Welcome to my blog, it documents my search for 'adult' life, I may have already achieved this but I don't feel very 'adult'. Here you'll find the proper introduction.

Saturday 20 October 2012

Why do you want to work here?


I had my first interview ever, and it went great.
No sarcasm there… at all. Well it wasn’t that bad I don’t think, but it isn’t going to win the best interview ever award: too many umm’s, arrr’s and errrr’s and a complete inability to elaborate things to make them sound right: “I worked in a shop”, simple, direct and conveys the point. “I previously worked in a customer facing retail role”, completely unnecessary, complicated and not so direct.  So I don’t think I’ll be getting that job.
This brings me to my new pet hate, job applications.
Why is it that we can’t all just be honest when applying for a job? Well it’s because of this question:
“Why do you want to work here?”
Why we really want to: “Because I need a job/money”
But we can’t say that so we have to come up with creative bullshit: “I think working here offers a great new opportunity for me”. Yeah, it’s ASDA not Alan Sugar.
Option #2 is quite clearly a lie and everybody knows it, so why can’t we just be honest. You know, that thing we are always told we should be, but let’s face it from a young age we are all programmed to lie right from the “don’t tell mum”. And of course politicians set a blistering example of honestly.
So maybe we should all start being honest:  you want to job because you need the money, you have rent, bills and food to pay for, you have to, you know, live.

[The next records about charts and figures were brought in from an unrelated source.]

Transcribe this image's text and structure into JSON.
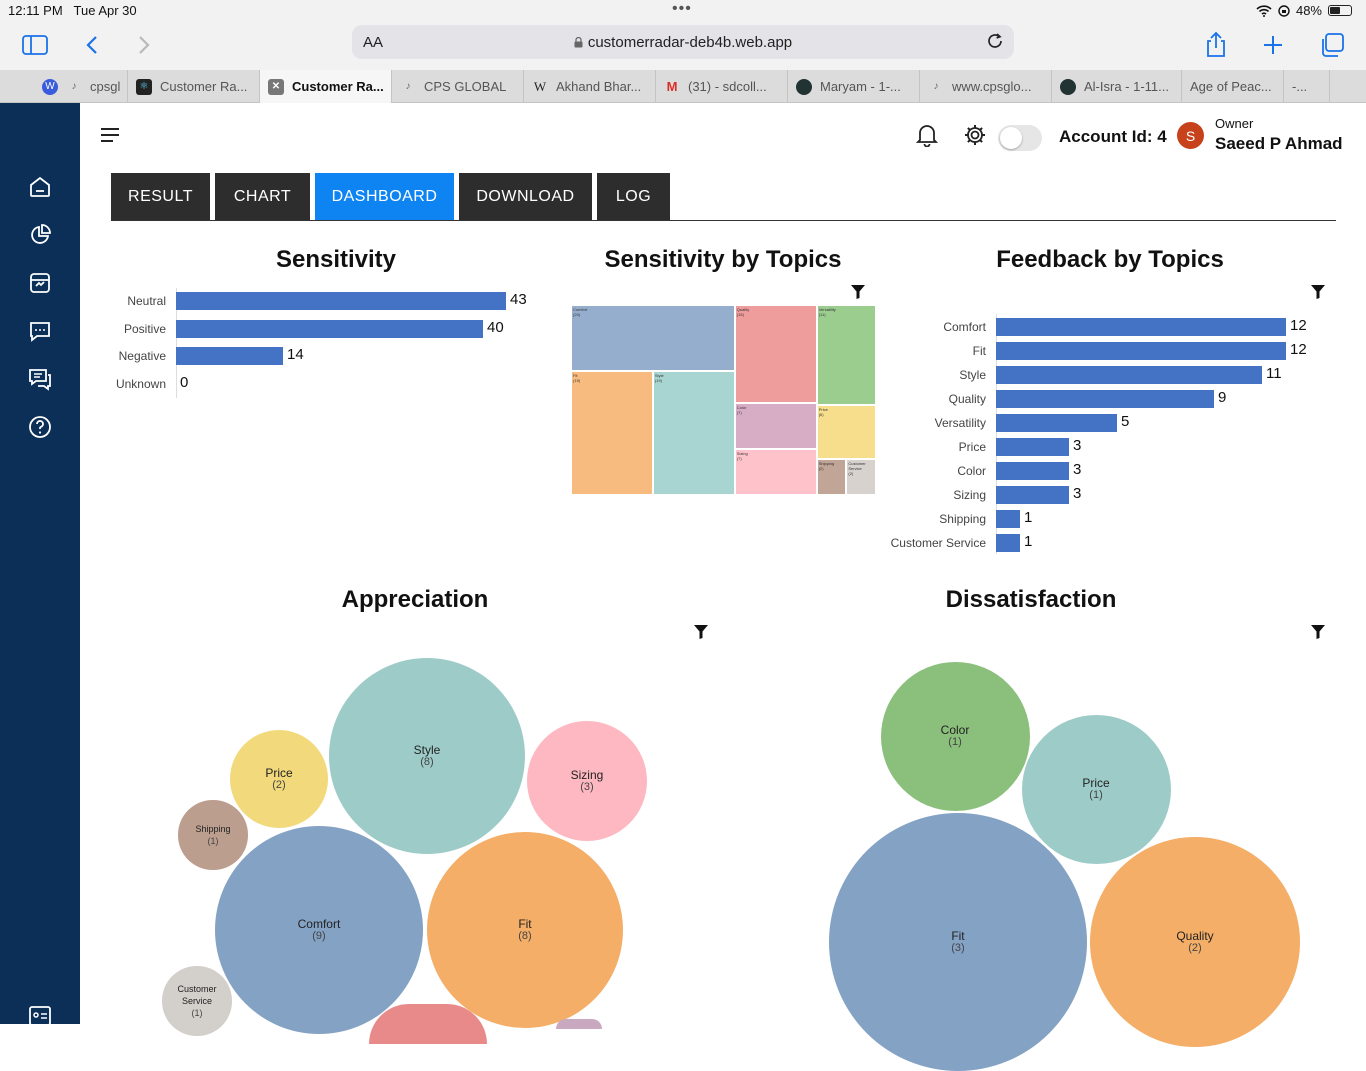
{
  "status_bar": {
    "time": "12:11 PM",
    "date": "Tue Apr 30",
    "battery": "48%",
    "battery_level": 0.48
  },
  "browser": {
    "text_size_label": "AA",
    "url": "customerradar-deb4b.web.app",
    "tabs": [
      {
        "label": "cpsgl",
        "active": false
      },
      {
        "label": "Customer Ra...",
        "active": false
      },
      {
        "label": "Customer Ra...",
        "active": true
      },
      {
        "label": "CPS GLOBAL",
        "active": false
      },
      {
        "label": "Akhand Bhar...",
        "active": false
      },
      {
        "label": "(31) - sdcoll...",
        "active": false
      },
      {
        "label": "Maryam - 1-...",
        "active": false
      },
      {
        "label": "www.cpsglo...",
        "active": false
      },
      {
        "label": "Al-Isra - 1-11...",
        "active": false
      },
      {
        "label": "Age of Peac...",
        "active": false
      },
      {
        "label": "-...",
        "active": false
      }
    ]
  },
  "header": {
    "account_id": "Account Id: 4",
    "avatar_initial": "S",
    "owner_role": "Owner",
    "owner_name": "Saeed P Ahmad"
  },
  "nav_tabs": [
    {
      "label": "RESULT",
      "active": false
    },
    {
      "label": "CHART",
      "active": false
    },
    {
      "label": "DASHBOARD",
      "active": true
    },
    {
      "label": "DOWNLOAD",
      "active": false
    },
    {
      "label": "LOG",
      "active": false
    }
  ],
  "colors": {
    "sidebar": "#0b2f57",
    "bar": "#4472c4",
    "active_tab": "#0d84f2"
  },
  "chart_data": [
    {
      "type": "bar",
      "orientation": "horizontal",
      "title": "Sensitivity",
      "categories": [
        "Neutral",
        "Positive",
        "Negative",
        "Unknown"
      ],
      "values": [
        43,
        40,
        14,
        0
      ]
    },
    {
      "type": "treemap",
      "title": "Sensitivity by Topics",
      "categories": [
        "Comfort",
        "Fit",
        "Style",
        "Quality",
        "Versatility",
        "Color",
        "Price",
        "Sizing",
        "Shipping",
        "Customer Service"
      ],
      "values": [
        20,
        19,
        19,
        15,
        11,
        7,
        6,
        7,
        2,
        2
      ]
    },
    {
      "type": "bar",
      "orientation": "horizontal",
      "title": "Feedback by Topics",
      "categories": [
        "Comfort",
        "Fit",
        "Style",
        "Quality",
        "Versatility",
        "Price",
        "Color",
        "Sizing",
        "Shipping",
        "Customer Service"
      ],
      "values": [
        12,
        12,
        11,
        9,
        5,
        3,
        3,
        3,
        1,
        1
      ]
    },
    {
      "type": "bubble",
      "title": "Appreciation",
      "categories": [
        "Comfort",
        "Style",
        "Fit",
        "Sizing",
        "Price",
        "Shipping",
        "Customer Service"
      ],
      "values": [
        9,
        8,
        8,
        3,
        2,
        1,
        1
      ]
    },
    {
      "type": "bubble",
      "title": "Dissatisfaction",
      "categories": [
        "Fit",
        "Quality",
        "Color",
        "Price"
      ],
      "values": [
        3,
        2,
        1,
        1
      ]
    }
  ]
}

Next on the list of questions I hate is:
“What are your interests?”

My question is, why does this question need to be asked? What I do in my free time should not matter to any potential boss, so long as my outside activities aren’t being a mass murderer they are entirely my business. As they have no impact on work performance they should not be taken into consideration during the application process.

“Oh I really to cook, so don’t mind me if I casually stroll over to the bakery section to start cooking up a storm rather than stacking your shelves.”

Another one that I dislike is being asked what skills I have, mainly because I find it difficult to answer. I’m good at making a room a mess in record time, but I don’t think they want to know about that skill. All this talk of jobs just reminds me that the Job Centre is still top of my list for most useless people ever.

The Job centre seems to be incapable of keeping appointments and doesn’t seem to think that I need to know things in advance. I went 2 weeks ago to go to a meeting which turns out to have been rearranged but nobody told me that. I go to sign on two days later only to be told the time they originally gave me is wrong. I go today to go to that rearranged meeting and guess what? Cancelled. She re-books it then says that she won’t give me the letter with the appointments details on, and that she will give it to me the next time I’m there, (which I think she said was 6 days before this appointment, so mental note to myself: “Don’t arrange anything more than 6 days in advance I might have a phantom appointment”.) Oh and have I mentioned that if I don’t turn up to appointments my payment is stopped? I have to let them know a day in advance of my appointment, but they don’t feel the need to tell me when they’ve cancelled it. Sounds fair.